After a break, the third—and most complicated—piece (directed by Erin Gilley; the first two by Clive Chafer), Making Noise Quietly, unfolds in two scenes in the Black Forest. A German woman (Milissa Carey) seems to have adopted a strange pair: a Cockney soldier (Noah James Butler, in quite a shift from the artist Eric) and a young boy (Dan Marsh) whom he cares for, yet beats and yells at. With great reserves of patience and determination she makes inroads of trust to the kleptomaniacal, grunting and squealing little boy. Back and forth, up and down, this funny menage explores the effects of violence from two wars and the effects of reason and care on those who’ve been brutalized and who brutalize. 

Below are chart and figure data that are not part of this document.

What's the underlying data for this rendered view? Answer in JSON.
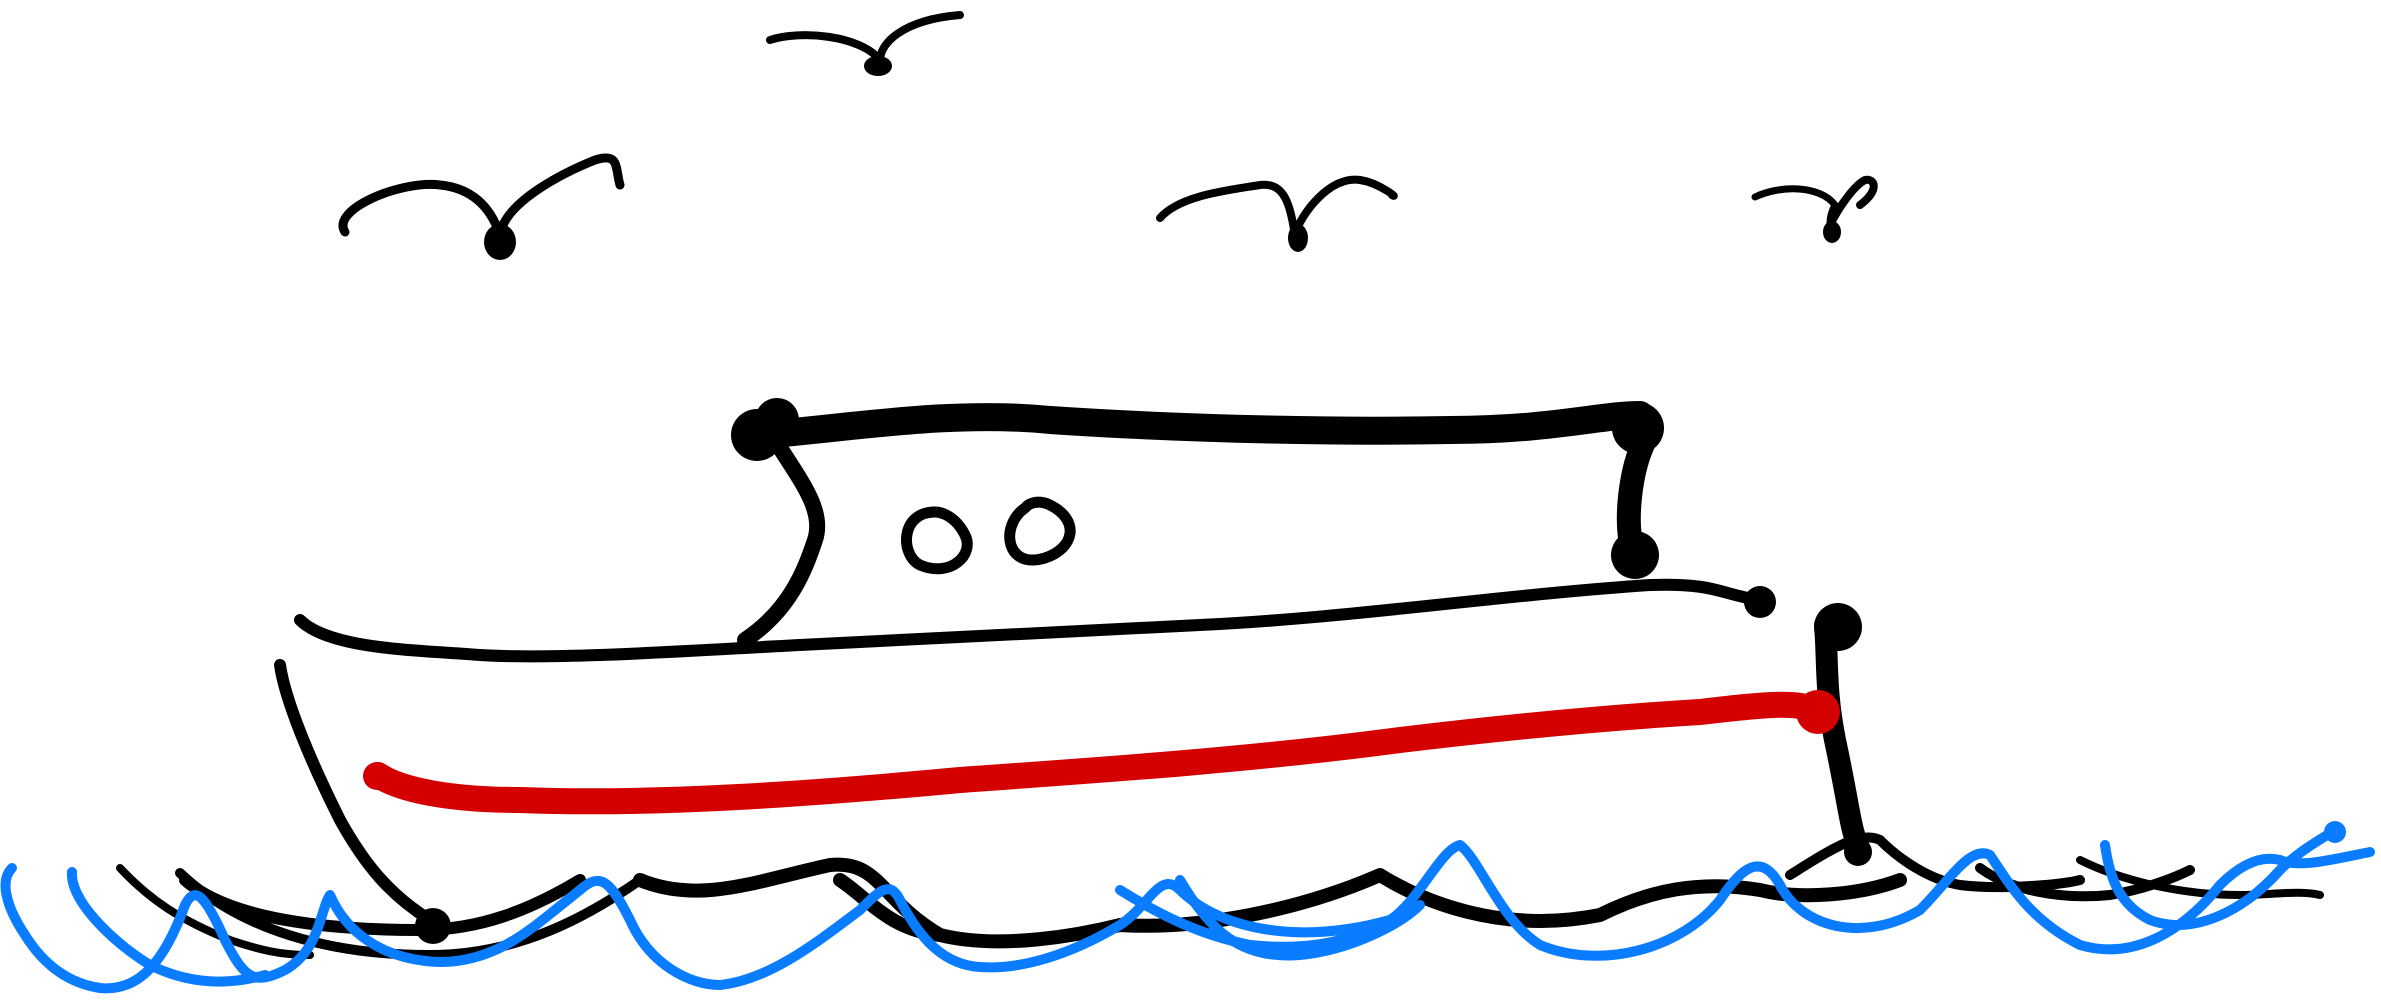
{
  "scene": {
    "subject": "",
    "colors": {
      "background": "#ffffff",
      "outline": "#000000",
      "hull_stripe": "#d40000",
      "water": "#0a7cff"
    },
    "icons": {
      "seagulls": [
        "seagull-icon",
        "seagull-icon",
        "seagull-icon",
        "seagull-icon"
      ],
      "boat": "boat-icon",
      "water": "waves-icon"
    }
  }
}
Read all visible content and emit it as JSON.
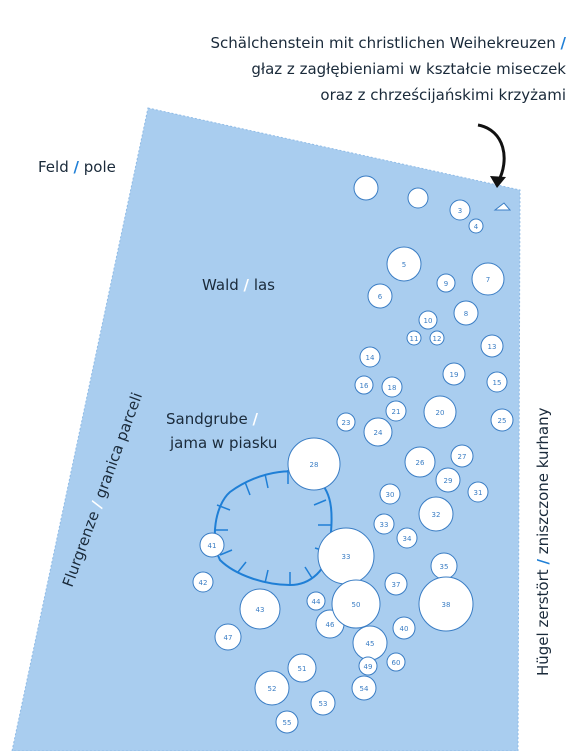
{
  "labels": {
    "separator": "/",
    "stone": {
      "de": "Schälchenstein mit christlichen Weihekreuzen",
      "pl": [
        "głaz z zagłębieniami w kształcie miseczek",
        "oraz z chrześcijańskimi krzyżami"
      ]
    },
    "field": {
      "de": "Feld",
      "pl": "pole"
    },
    "forest": {
      "de": "Wald",
      "pl": "las"
    },
    "sandpit": {
      "de": "Sandgrube",
      "pl": "jama w piasku"
    },
    "boundary": {
      "de": "Flurgrenze",
      "pl": "granica parceli"
    },
    "destroyed": {
      "de": "Hügel zerstört",
      "pl": "zniszczone kurhany"
    }
  },
  "mounds": [
    "3",
    "4",
    "5",
    "6",
    "7",
    "8",
    "9",
    "10",
    "11",
    "12",
    "13",
    "14",
    "15",
    "16",
    "18",
    "19",
    "20",
    "21",
    "23",
    "24",
    "25",
    "26",
    "27",
    "28",
    "29",
    "30",
    "31",
    "32",
    "33",
    "34",
    "35",
    "37",
    "38",
    "33",
    "40",
    "41",
    "42",
    "43",
    "44",
    "45",
    "46",
    "47",
    "49",
    "50",
    "51",
    "52",
    "53",
    "54",
    "55",
    "60"
  ]
}
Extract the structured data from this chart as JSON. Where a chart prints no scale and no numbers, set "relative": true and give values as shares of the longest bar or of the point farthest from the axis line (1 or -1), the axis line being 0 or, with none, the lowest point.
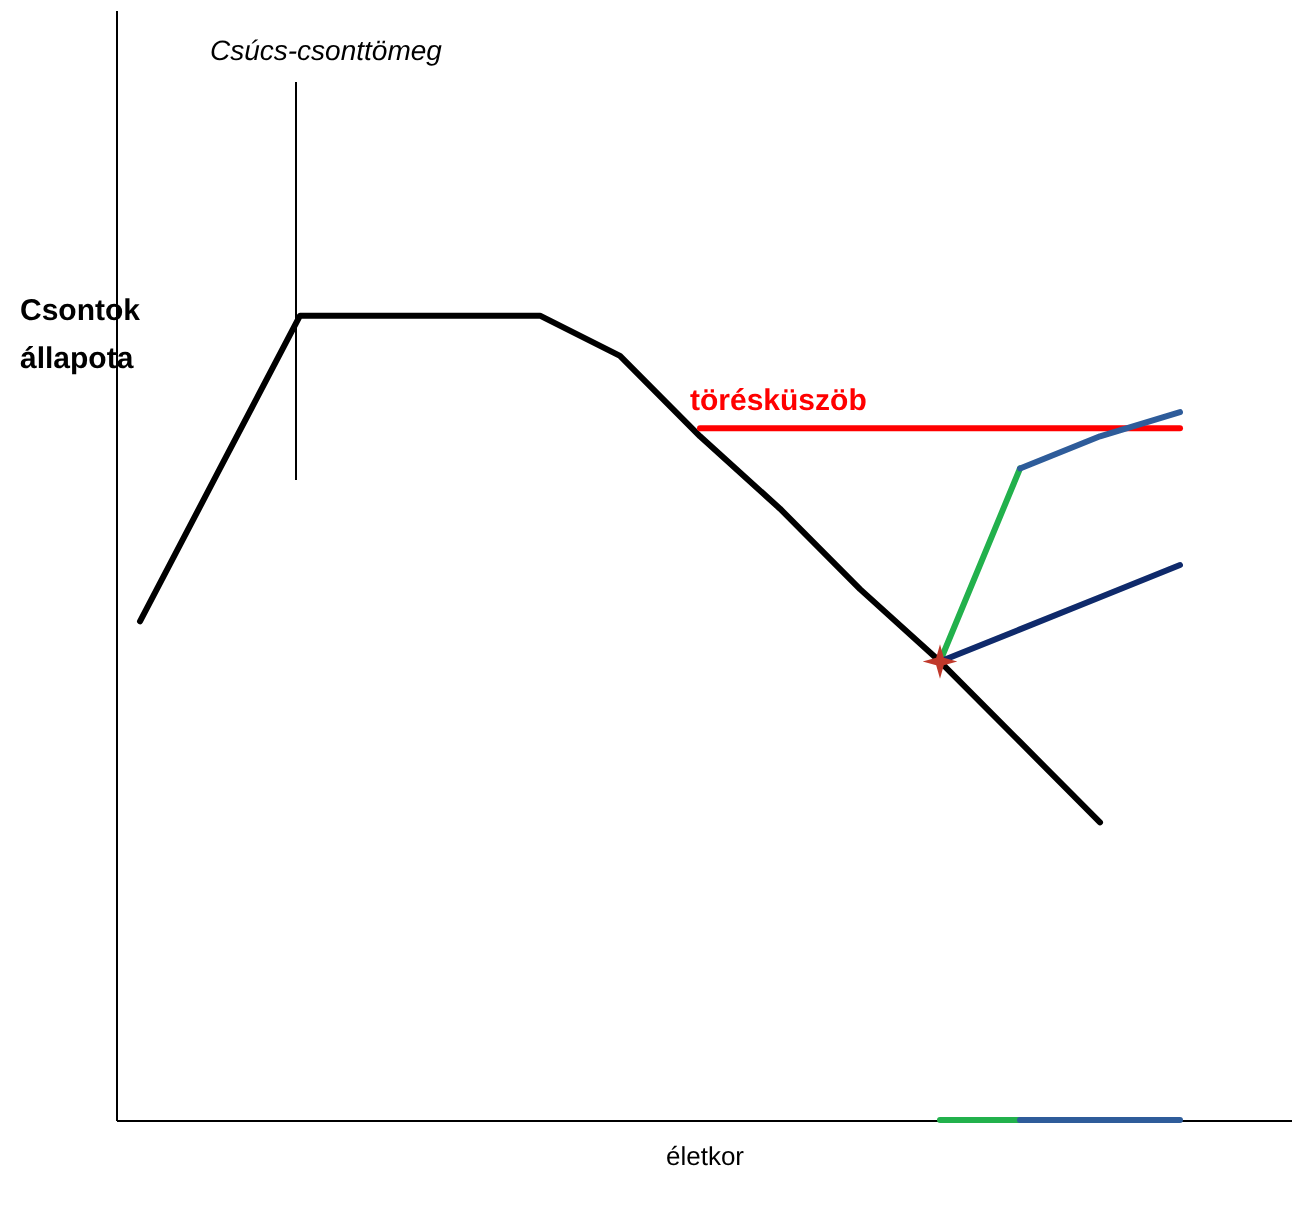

A fine cast and sensitive direction give these scenes a thought-provoking life after the theater. TheatreFIRST presents an admirable performance of Holman’s clear-sighted everyday parables of humanity and the subtle effects of violence--both oblique and straight-forward. These are revealing dialogues, not paradoxical, but embodying every social contradiction, between seemingly mismatched people who have come together somehow through the brutality of war, which takes everything apart.